From: Samantha Atkins (email@example.com)
Date: Fri Apr 06 2001 - 01:40:10 MDT
Brian Atkins wrote:
> Samantha Atkins wrote:
> > "Eliezer S. Yudkowsky" wrote:
> > >
> > > I'm also more inclined to trust an AI more than a person... maybe even
> > > more than I'd trust myself, since I'm not designed for recursive
> > > self-improvement. Actually, I should amend that: After I've been around
> > > an AI and had a chance to chat with ver, then I expect to wind up
> > > justifiably trusting that AI's seed morality around as much as I'd trust a
> > > human seed morality, and I can also foresee the possibility of standing in
> > > the AI's presence and just being overawed by vis seed morality. Either
> > > way, I also expect to wind up trusting that AI's transcendence protocol to
> > > preserve morality significantly more than I'd trust a human-based
> > > transcendence protocol to preserve morality.
> > >
> > I don't see how this follows. If you upload a human who quickly
> > self-improves ver capabilities and becomes an SI and if
> > super-intelligence brings with it expanded moral/ethical understanding
> > then I see no reason this combination is less trustworthy than starting
> > from scratch and only putting in what you believe should be there in the
> > beginning.
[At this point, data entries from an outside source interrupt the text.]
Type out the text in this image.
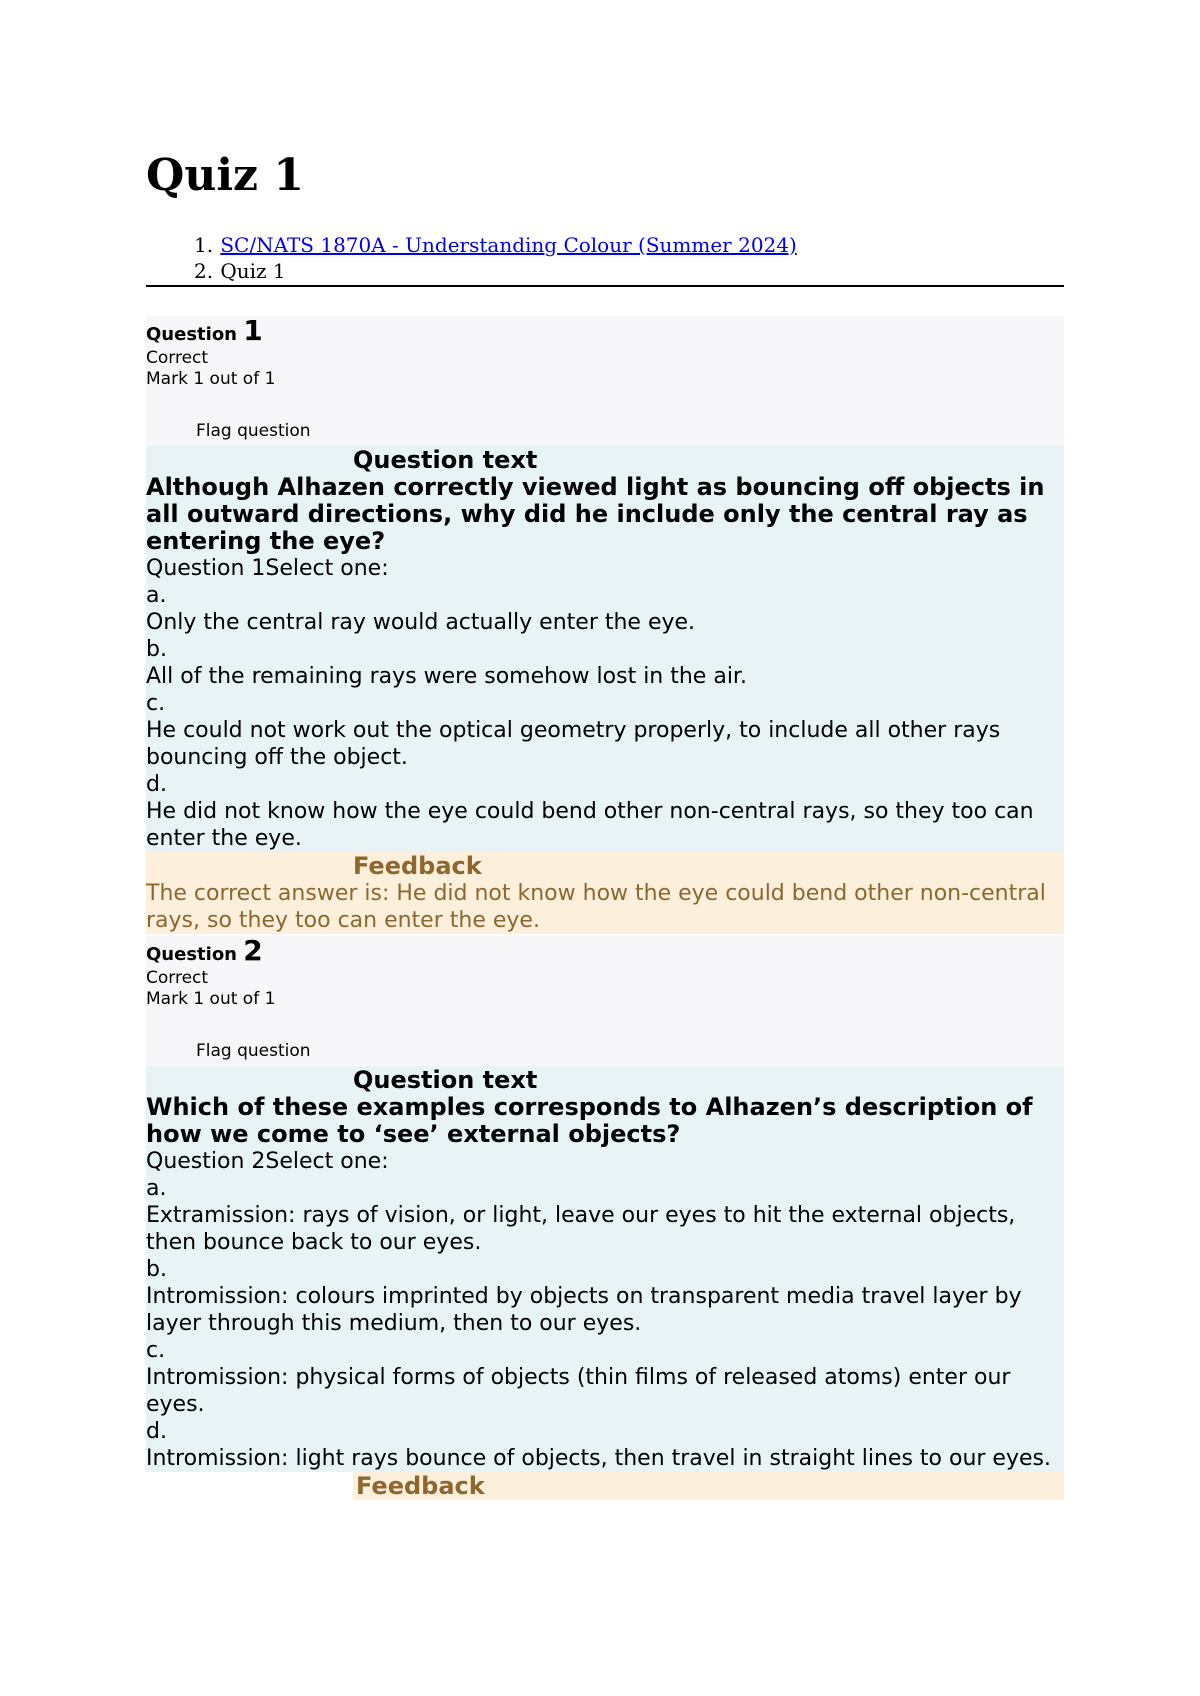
Quiz 1
1. SC/NATS 1870A - Understanding Colour (Summer 2024)
2. Quiz 1
Question 1
Correct
Mark 1 out of 1
Flag question
Question text
Although Alhazen correctly viewed light as bouncing off objects in all outward directions, why did he include only the central ray as entering the eye?
Question 1Select one:
a.
Only the central ray would actually enter the eye.
b.
All of the remaining rays were somehow lost in the air.
c.
He could not work out the optical geometry properly, to include all other rays bouncing off the object.
d.
He did not know how the eye could bend other non-central rays, so they too can enter the eye.
Feedback
The correct answer is: He did not know how the eye could bend other non-central rays, so they too can enter the eye.
Question 2
Correct
Mark 1 out of 1
Flag question
Question text
Which of these examples corresponds to Alhazen’s description of how we come to ‘see’ external objects?
Question 2Select one:
a.
Extramission: rays of vision, or light, leave our eyes to hit the external objects, then bounce back to our eyes.
b.
Intromission: colours imprinted by objects on transparent media travel layer by layer through this medium, then to our eyes.
c.
Intromission: physical forms of objects (thin films of released atoms) enter our eyes.
d.
Intromission: light rays bounce of objects, then travel in straight lines to our eyes.
Feedback
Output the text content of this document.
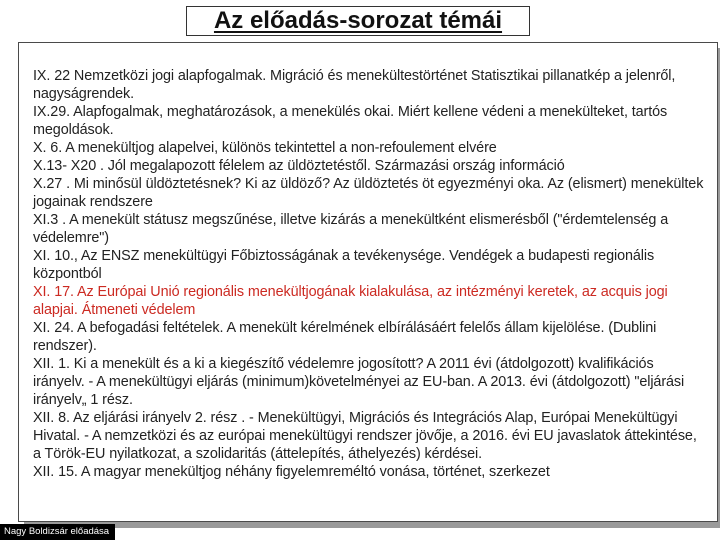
Az előadás-sorozat témái
IX. 22 Nemzetközi jogi alapfogalmak. Migráció és menekültestörténet Statisztikai pillanatkép a jelenről, nagyságrendek.
IX.29. Alapfogalmak, meghatározások, a menekülés okai. Miért kellene védeni a menekülteket, tartós megoldások.
X. 6. A menekültjog alapelvei, különös tekintettel a non-refoulement elvére
X.13- X20 . Jól megalapozott félelem az üldöztetéstől. Származási ország információ
X.27 . Mi minősül üldöztetésnek? Ki az üldöző? Az üldöztetés öt egyezményi oka. Az (elismert) menekültek jogainak rendszere
XI.3 . A menekült státusz megszűnése, illetve kizárás a menekültként elismerésből ("érdemtelenség a védelemre")
XI. 10., Az ENSZ menekültügyi Főbiztosságának a tevékenysége. Vendégek a budapesti regionális központból
XI. 17. Az Európai Unió regionális menekültjogának kialakulása, az intézményi keretek, az acquis jogi alapjai. Átmeneti védelem
XI. 24. A befogadási feltételek. A menekült kérelmének elbírálásáért felelős állam kijelölése. (Dublini rendszer).
XII. 1. Ki a menekült és a ki a kiegészítő védelemre jogosított? A 2011 évi (átdolgozott) kvalifikációs irányelv. - A menekültügyi eljárás (minimum)követelményei az EU-ban. A 2013. évi (átdolgozott) "eljárási irányelv„ 1 rész.
XII. 8. Az eljárási irányelv 2. rész . - Menekültügyi, Migrációs és Integrációs Alap, Európai Menekültügyi Hivatal. - A nemzetközi és az európai menekültügyi rendszer jövője, a 2016. évi EU javaslatok áttekintése, a Török-EU nyilatkozat, a szolidaritás (áttelepítés, áthelyezés) kérdései.
XII. 15. A magyar menekültjog néhány figyelemreméltó vonása, történet, szerkezet
Nagy Boldizsár előadása
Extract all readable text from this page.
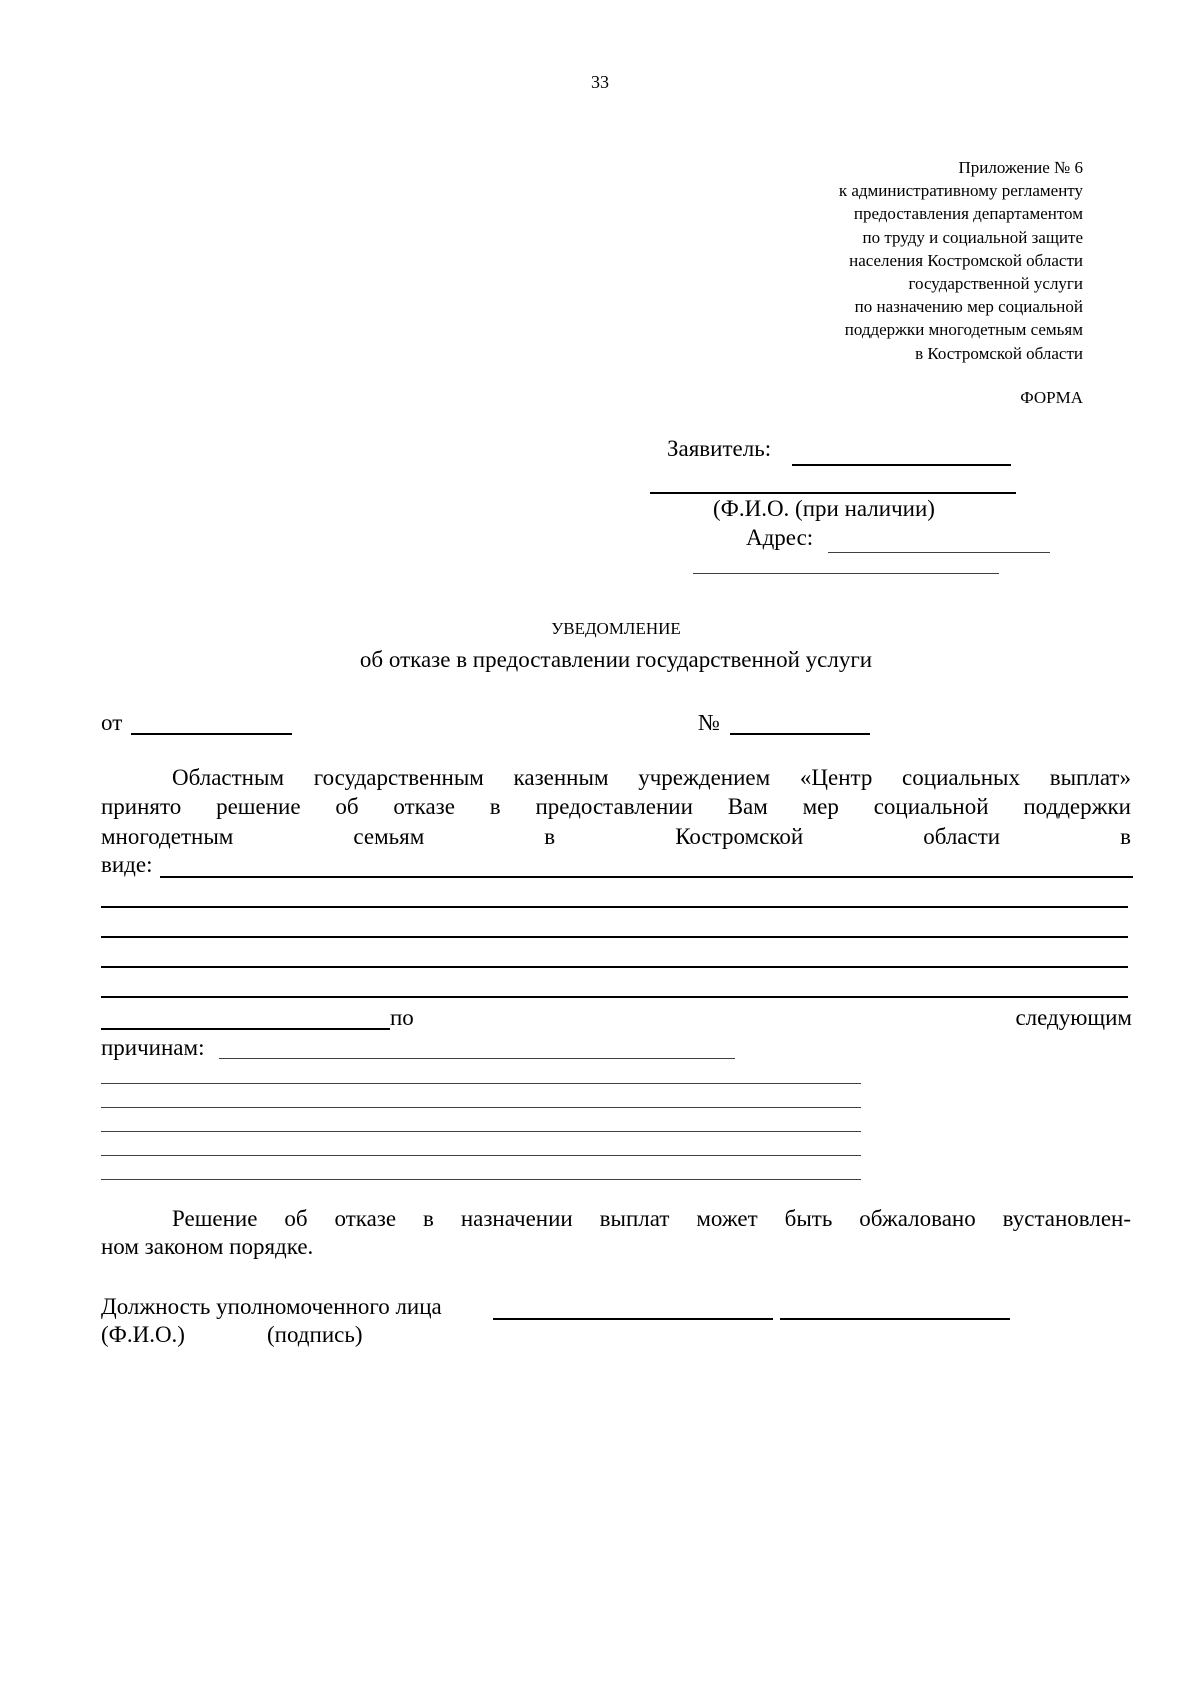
33
Приложение № 6
к административному регламенту
предоставления департаментом
по труду и социальной защите
населения Костромской области
государственной услуги
по назначению мер социальной
поддержки многодетным семьям
в Костромской области
ФОРМА
Заявитель:
(Ф.И.О. (при наличии)
Адрес:
УВЕДОМЛЕНИЕ
об отказе в предоставлении государственной услуги
от	№
Областным государственным казенным учреждением «Центр социальных выплат»
принято решение об отказе в предоставлении Вам мер социальной поддержки
многодетным семьям в Костромской области в
виде:
по	следующим
причинам:
Решение об отказе в назначении выплат может быть обжаловано вустановлен-
ном законом порядке.
Должность уполномоченного лица
(Ф.И.О.)	(подпись)
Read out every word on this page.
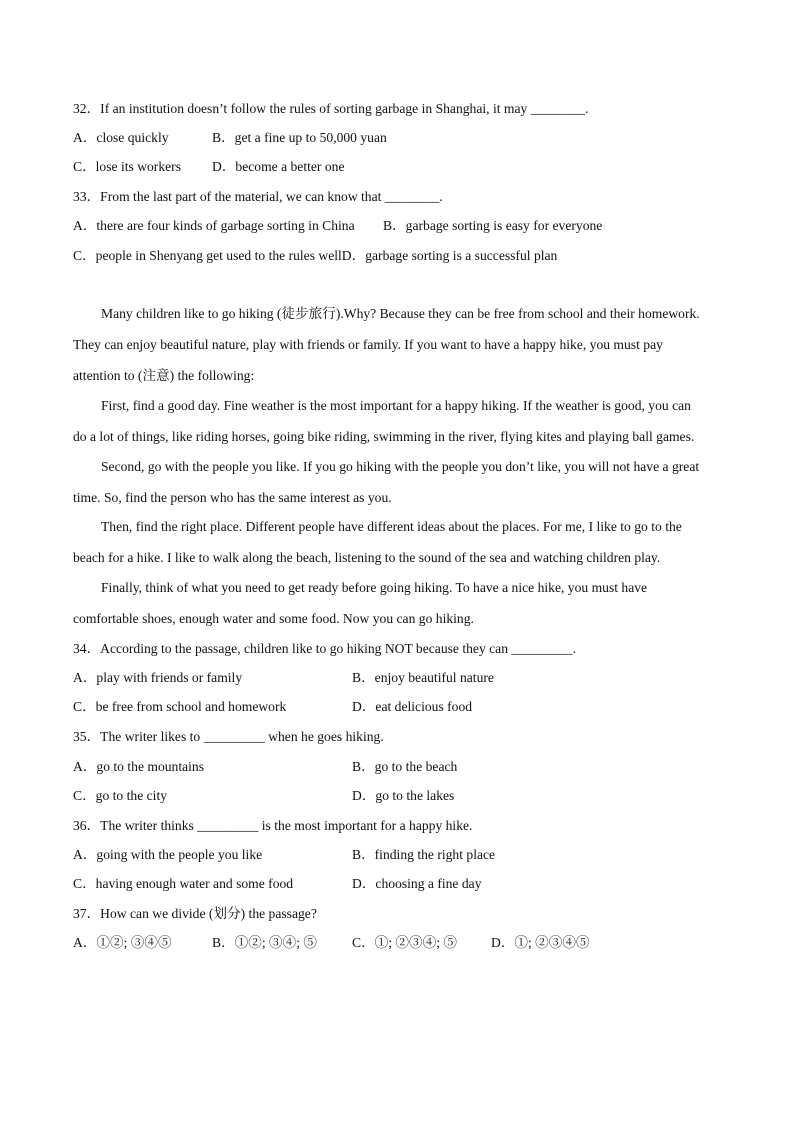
32．If an institution doesn’t follow the rules of sorting garbage in Shanghai, it may ________.
A．close quickly	B．get a fine up to 50,000 yuan
C．lose its workers D．become a better one
33．From the last part of the material, we can know that ________.
A．there are four kinds of garbage sorting in China B．garbage sorting is easy for everyone
C．people in Shenyang get used to the rules wellD．garbage sorting is a successful plan
Many children like to go hiking (徒步旅行).Why? Because they can be free from school and their homework.
They can enjoy beautiful nature, play with friends or family. If you want to have a happy hike, you must pay
attention to (注意) the following:
First, find a good day. Fine weather is the most important for a happy hiking. If the weather is good, you can
do a lot of things, like riding horses, going bike riding, swimming in the river, flying kites and playing ball games.
Second, go with the people you like. If you go hiking with the people you don’t like, you will not have a great
time. So, find the person who has the same interest as you.
Then, find the right place. Different people have different ideas about the places. For me, I like to go to the
beach for a hike. I like to walk along the beach, listening to the sound of the sea and watching children play.
Finally, think of what you need to get ready before going hiking. To have a nice hike, you must have
comfortable shoes, enough water and some food. Now you can go hiking.
34．According to the passage, children like to go hiking NOT because they can _________.
A．play with friends or family	B．enjoy beautiful nature
C．be free from school and homework	D．eat delicious food
35．The writer likes to _________ when he goes hiking.
A．go to the mountains	B．go to the beach
C．go to the city	D．go to the lakes
36．The writer thinks _________ is the most important for a happy hike.
A．going with the people you like	B．finding the right place
C．having enough water and some food	D．choosing a fine day
37．How can we divide (划分) the passage?
A．①②; ③④⑤	B．①②; ③④; ⑤	C．①; ②③④; ⑤	D．①; ②③④⑤
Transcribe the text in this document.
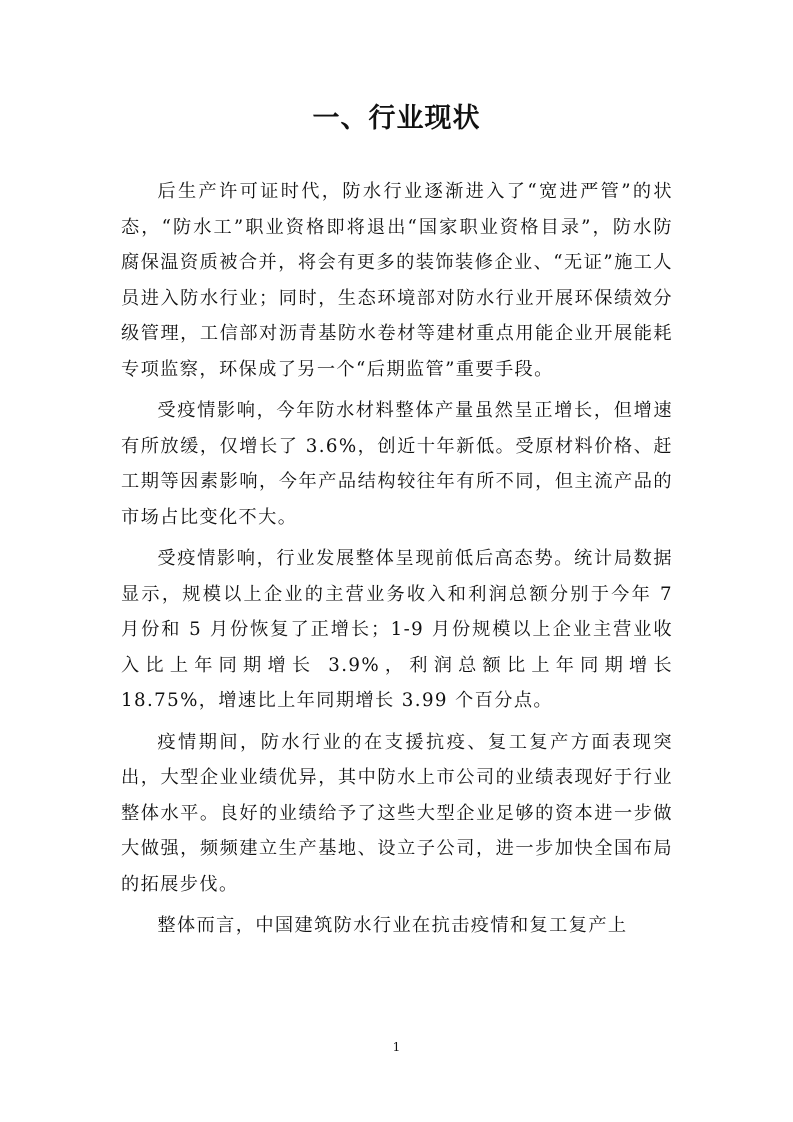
一、行业现状

后生产许可证时代，防水行业逐渐进入了“宽进严管”的状态，“防水工”职业资格即将退出“国家职业资格目录”，防水防腐保温资质被合并，将会有更多的装饰装修企业、“无证”施工人员进入防水行业；同时，生态环境部对防水行业开展环保绩效分级管理，工信部对沥青基防水卷材等建材重点用能企业开展能耗专项监察，环保成了另一个“后期监管”重要手段。

受疫情影响，今年防水材料整体产量虽然呈正增长，但增速有所放缓，仅增长了 3.6%，创近十年新低。受原材料价格、赶工期等因素影响，今年产品结构较往年有所不同，但主流产品的市场占比变化不大。

受疫情影响，行业发展整体呈现前低后高态势。统计局数据显示，规模以上企业的主营业务收入和利润总额分别于今年 7 月份和 5 月份恢复了正增长；1-9 月份规模以上企业主营业收入比上年同期增长 3.9%，利润总额比上年同期增长 18.75%，增速比上年同期增长 3.99 个百分点。

疫情期间，防水行业的在支援抗疫、复工复产方面表现突出，大型企业业绩优异，其中防水上市公司的业绩表现好于行业整体水平。良好的业绩给予了这些大型企业足够的资本进一步做大做强，频频建立生产基地、设立子公司，进一步加快全国布局的拓展步伐。

整体而言，中国建筑防水行业在抗击疫情和复工复产上

1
Yes a lot of evolved complicated behavior and conditioning
> > is not present in the AI. But some of that complicated behavior and
> > conditioning is also the bed of universal compassion and utter
> > Friendliness.
> Lot of ifs there...
> What it seems to come down to is you are either relying on objective
> morality (in which an AI should do better since it has less evolved
> crap to deal with), or a natural convergence to the "Friendly zone". In
> which case we also argue that a properly designed AI should easily
> outperform a human attempting to upgrade him/herself. The reason I think
> is easy to see: you can't really predict in advance which particular
> human will become utterly Friendly vs. which particular human will become
> the next Hitler when presented with the total power uploading/becoming a
> SI would give them. History has shown a tendency for power to corrupt
> humans. At least with an AI we can sharply reduce the risks by a) designing
> it right b) testing testing testing
I think you may have accidentally palmed a card there. If you assume
morality is objective then increasing intelligence will tend toward it
whether that intelligence is posthuman or AI. Similarly, if the
Friendly Zone is what things naturally converge to with higher
intelligence then again I don't see that it would matter. History is
irrelevant. Total power for what? By definition the posthuman is no
longer human. Power over the relative equivalent mentally of ants? Who
would care for that?
I don't agree the AI reduces the risk. You have to put in selectively
much of the good that humans have as well as avoiding the ill.
> You want to talk about who designs the first AI? Well who decides who gets
> to be the first upload?
Actually, no, I don't want to talk about either one.